I think there are two options. One would be to modify swd_read_block()
and swd_write_block()
to do two different for-loops (+ last word in read case) depending on whether data
is aligned or not. Considering this issue has been there for a while, it does not seem like unaligned reads/writes are common. A second approach would be to modify swd_read_memory()
/ swd_write_memory()
by removing the first block that reads/writes until word aligned, only do the word-aligned block reads/writes if both address are aligned. The consequence would essentially be that if address
or data
are not word-aligned, reads or writes will be done one byte at a time.
I am curious to know in which situation you have encountered this issue.
My use case is reading the RTT terminal channel from the target: on target side the data is written in characters into a FIFO, the destination on the host is a 64 (or so) byte buffer, meaning data on the host is aligned to 32bit. The same will happen on RTT writes.

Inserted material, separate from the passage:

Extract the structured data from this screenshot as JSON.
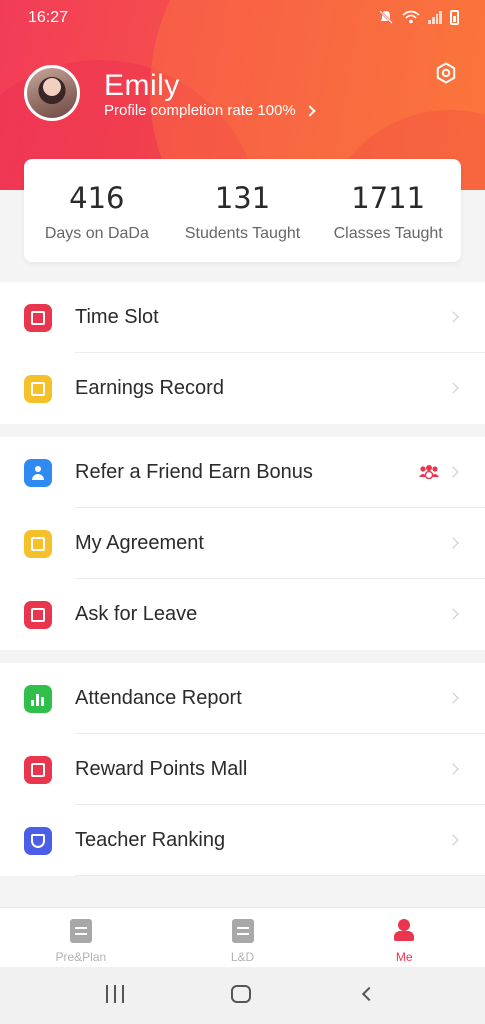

I guess that most of the "standard" use cases are using similar data structures on both sides so different alignment between host and target does not happen.
You can check my proposed solution which implements your first option here: https://github.com/rgrr/picoprobe/commit/81f73df0c3b3dda1a864832b2cdddc40d18d8c2f#diff-32917a6532b0d4105496fe49a58d9c8d247b6f89f4b7330c86a1c87a3c81b74d. In the unaligned case, it reads the data first into an aligned buffer (the 32bit word) and then does a memcpy(). Actually one can even drop the "aligned case", because I don't think that the additional memcpy() really harms throughput. Concerning your suggested second option: please not, because this would really kill throughput, because the bottleneck is obviously the SW interface.